FBR Gears Up for Ambitious Rs. 14.3 Trillion Tax Target in FY26

The Federal Board of Revenue (FBR) is facing a significant challenge as the International Monetary Fund (IMF) has set an ambitious tax collection target of Rs. 14,307 billion for the fiscal year 2025-26, equivalent to 10.7 percent of the Gross Domestic Product (GDP). This target is outlined in the IMF’s report following the first review under the Extended Fund Facility (EFF) arrangement, signaling a strong push for enhanced fiscal consolidation.

The daunting target comes alongside a proposed new Bill in the National Assembly aimed at eliminating the “non-filer” category.
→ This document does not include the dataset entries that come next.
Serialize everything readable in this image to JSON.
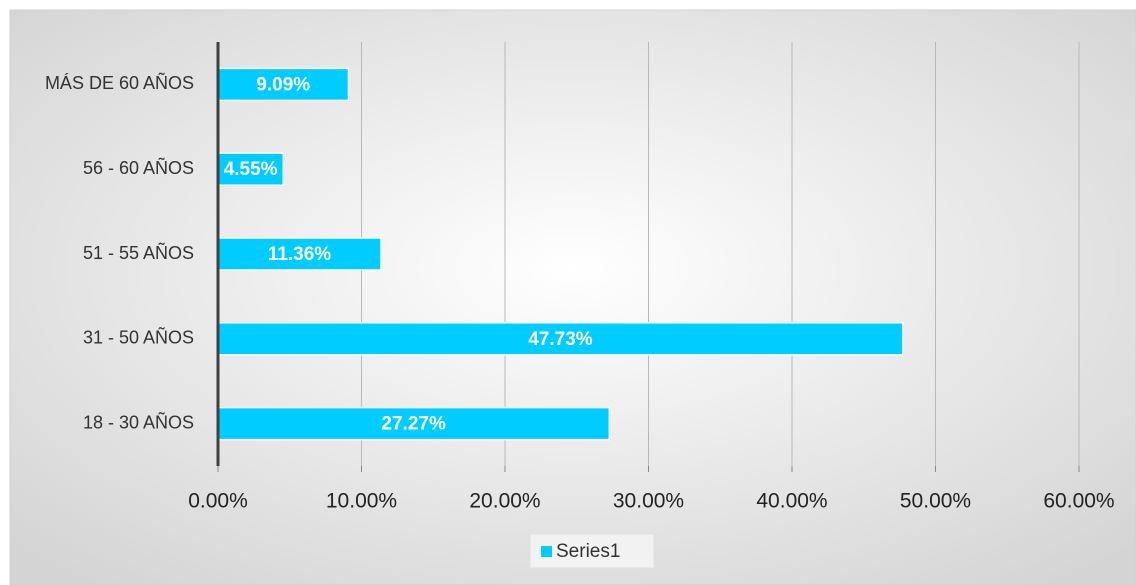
{
  "chart_data": {
    "type": "bar",
    "orientation": "horizontal",
    "categories": [
      "18 - 30 AÑOS",
      "31 - 50 AÑOS",
      "51 - 55 AÑOS",
      "56 - 60 AÑOS",
      "MÁS DE 60 AÑOS"
    ],
    "series": [
      {
        "name": "Series1",
        "color": "#00ccff",
        "values": [
          27.27,
          47.73,
          11.36,
          4.55,
          9.09
        ],
        "value_labels": [
          "27.27%",
          "47.73%",
          "11.36%",
          "4.55%",
          "9.09%"
        ]
      }
    ],
    "xlim": [
      0,
      60
    ],
    "xticks": [
      {
        "value": 0,
        "label": "0.00%"
      },
      {
        "value": 10,
        "label": "10.00%"
      },
      {
        "value": 20,
        "label": "20.00%"
      },
      {
        "value": 30,
        "label": "30.00%"
      },
      {
        "value": 40,
        "label": "40.00%"
      },
      {
        "value": 50,
        "label": "50.00%"
      },
      {
        "value": 60,
        "label": "60.00%"
      }
    ],
    "grid": true,
    "legend": "bottom"
  }
}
This legislative measure is expected to impose stringent restrictions on non-filers, barring them from undertaking key economic transactions such as purchasing vehicles and real estate, a move designed to significantly broaden the tax base and formalize the economy.
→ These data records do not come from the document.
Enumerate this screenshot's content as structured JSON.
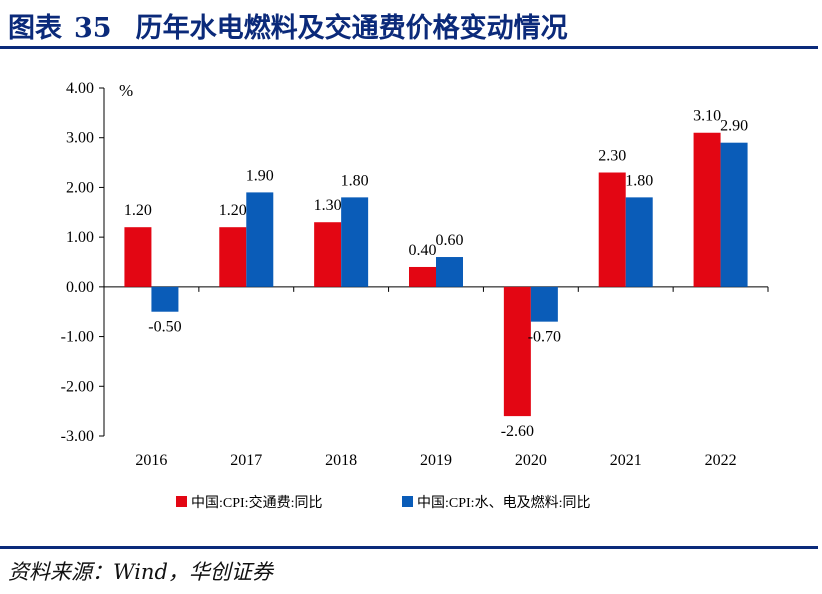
{
  "header": {
    "label": "图表",
    "number": "35",
    "title": "历年水电燃料及交通费价格变动情况"
  },
  "source": "资料来源：Wind，华创证券",
  "chart_data": {
    "type": "bar",
    "unit": "%",
    "categories": [
      "2016",
      "2017",
      "2018",
      "2019",
      "2020",
      "2021",
      "2022"
    ],
    "ylim": [
      -3,
      4
    ],
    "yticks": [
      4,
      3,
      2,
      1,
      0,
      -1,
      -2,
      -3
    ],
    "ytick_labels": [
      "4.00",
      "3.00",
      "2.00",
      "1.00",
      "0.00",
      "-1.00",
      "-2.00",
      "-3.00"
    ],
    "grid": false,
    "legend_position": "bottom",
    "series": [
      {
        "name": "中国:CPI:交通费:同比",
        "color": "#e30613",
        "values": [
          1.2,
          1.2,
          1.3,
          0.4,
          -2.6,
          2.3,
          3.1
        ],
        "labels": [
          "1.20",
          "1.20",
          "1.30",
          "0.40",
          "-2.60",
          "2.30",
          "3.10"
        ]
      },
      {
        "name": "中国:CPI:水、电及燃料:同比",
        "color": "#0a5cb8",
        "values": [
          -0.5,
          1.9,
          1.8,
          0.6,
          -0.7,
          1.8,
          2.9
        ],
        "labels": [
          "-0.50",
          "1.90",
          "1.80",
          "0.60",
          "-0.70",
          "1.80",
          "2.90"
        ]
      }
    ]
  }
}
Breakdown of Projected Tax Collections

According to the IMF’s report, the Rs. 14,307 billion target for 2025-26 is broken down across various tax categories:

  • Direct Tax: Projected at Rs. 6,470 billion.
  • Federal Excise Duty: Estimated at Rs. 1,153 billion.
  • Sales Tax: Targeted at Rs. 4,943 billion.
  • Customs Duty: Projected at Rs. 1,741 billion.

While the government anticipates achieving this target through economic growth, inflation, and improved enforcement, recent reports indicate the IMF has flagged a potential shortfall of around Rs. 1 trillion, emphasizing the need for either new tax measures or significantly enhanced collection efforts from the existing base.
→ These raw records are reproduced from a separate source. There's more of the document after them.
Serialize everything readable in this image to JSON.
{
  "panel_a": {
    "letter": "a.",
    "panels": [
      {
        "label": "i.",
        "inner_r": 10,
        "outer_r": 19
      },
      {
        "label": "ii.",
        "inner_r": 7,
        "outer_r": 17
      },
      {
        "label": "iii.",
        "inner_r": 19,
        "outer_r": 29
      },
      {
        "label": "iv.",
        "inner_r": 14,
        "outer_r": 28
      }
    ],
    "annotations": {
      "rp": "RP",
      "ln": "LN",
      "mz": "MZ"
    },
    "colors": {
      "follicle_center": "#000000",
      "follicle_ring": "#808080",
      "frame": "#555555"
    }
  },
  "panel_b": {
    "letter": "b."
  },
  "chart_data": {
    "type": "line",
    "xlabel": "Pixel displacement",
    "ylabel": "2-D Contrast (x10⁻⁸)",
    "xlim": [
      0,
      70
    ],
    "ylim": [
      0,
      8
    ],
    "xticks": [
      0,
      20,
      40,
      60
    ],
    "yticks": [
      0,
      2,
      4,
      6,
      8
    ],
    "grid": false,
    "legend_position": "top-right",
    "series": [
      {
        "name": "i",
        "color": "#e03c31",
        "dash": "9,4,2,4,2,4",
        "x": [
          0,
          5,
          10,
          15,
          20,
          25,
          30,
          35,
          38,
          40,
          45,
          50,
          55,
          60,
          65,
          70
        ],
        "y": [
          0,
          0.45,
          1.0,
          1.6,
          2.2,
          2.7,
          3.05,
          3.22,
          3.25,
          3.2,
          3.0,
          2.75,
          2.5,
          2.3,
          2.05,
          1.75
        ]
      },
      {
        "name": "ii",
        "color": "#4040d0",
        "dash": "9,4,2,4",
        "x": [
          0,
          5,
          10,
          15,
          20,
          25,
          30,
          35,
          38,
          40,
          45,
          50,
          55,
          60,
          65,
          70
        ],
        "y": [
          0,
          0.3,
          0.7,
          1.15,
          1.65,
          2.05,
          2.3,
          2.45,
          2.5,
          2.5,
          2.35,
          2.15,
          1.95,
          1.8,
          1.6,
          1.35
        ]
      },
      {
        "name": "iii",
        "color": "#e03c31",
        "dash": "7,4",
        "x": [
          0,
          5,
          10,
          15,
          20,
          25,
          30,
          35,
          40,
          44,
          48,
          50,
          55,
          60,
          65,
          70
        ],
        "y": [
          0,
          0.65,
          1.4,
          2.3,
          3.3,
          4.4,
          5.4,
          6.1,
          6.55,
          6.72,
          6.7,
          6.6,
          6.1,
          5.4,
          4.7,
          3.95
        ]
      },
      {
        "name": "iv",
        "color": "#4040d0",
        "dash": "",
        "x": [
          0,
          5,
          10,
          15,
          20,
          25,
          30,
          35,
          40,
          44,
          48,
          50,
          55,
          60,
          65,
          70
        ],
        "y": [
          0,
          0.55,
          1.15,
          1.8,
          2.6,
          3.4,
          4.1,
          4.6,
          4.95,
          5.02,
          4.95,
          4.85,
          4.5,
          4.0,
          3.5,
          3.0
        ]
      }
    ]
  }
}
Introduction of Carbon Levy and Retailer Tax Reforms

In line with commitments to the IMF, the government has agreed to introduce a carbon levy on gasoline, diesel, and fuel oil. This levy, to be phased in over two years through the Finance Act 202, aims to disincentivize the use of fossil fuels, impacting vehicles with internal combustion engines and the use of heavy-polluting fuel oil in electricity generation.

Furthermore, the taxation of retailers is set for reform. The income tax on net tax revenues from the Tajir Dost scheme is proposed to be replaced by a new income tax levied directly on income tax revenues collected by the FBR from retailers. This change aims for a more direct and potentially more effective method of taxing the retail sector.

Strengthening Revenue Administration and Addressing Litigation

To support the ambitious revenue targets, the government has agreed to strengthen tax revenue collection to ensure the general government revenue reaches 12.3 percent of GDP in FY 2024-25, with FBR collections contributing 10.6 percent of GDP (Rs 12,332 billion).

Revenue administration measures are being enhanced to reduce the compliance gap. These include focusing on the Compliance Risk Management (CRM) system, implementing digital value chain monitoring, detecting irregularities in sales tax returns, closer monitoring of irregular import patterns, and strengthening faceless customs assessments.

The FBR is also actively pursuing the resolution of outstanding litigation cases totaling Rs. 367 billion. These cases are pending before various forums, including the Supreme Court (Rs. 43 billion), High Courts (Islamabad, Sindh, and Lahore collectively Rs. 217 billion), and the Appellate Tribunal Inland Revenue (Rs. 104 billion). The Supreme Court has reportedly completed initial hearings on some cases, with decisions anticipated that could resolve a significant portion of the disputed amount.

CRM Expansion and Retailer Compliance Progress

The Compliance Risk Management (CRM) systems are now operational in the Large Taxpayer Offices (LTOs) in Islamabad, Karachi, and Lahore, and have been extended to Corporate Tax Units. The FBR is integrating internal and third-party data with the goal of developing a fully automated CRM system to enhance risk profiling and audit selection.

While the initial performance of the Tajir Dost scheme for voluntary registration was below expectations, recent increases in withholding taxes on unregistered retailers have shown positive results. This includes a notable increase in the number of filers among retailers, wholesalers, and traders. A new indicative target on income tax revenue from this group has been introduced to better monitor compliance progress.

The proposed bill to eliminate the non-filer category, currently before Parliament and expected to be part of the Finance Bill 2025-26, is seen as a crucial step to further improve compliance. The progress on bringing new taxpayers with a positive tax liability into the system will also be monitored under a modified quantitative performance criterion (QPC) with the IMF.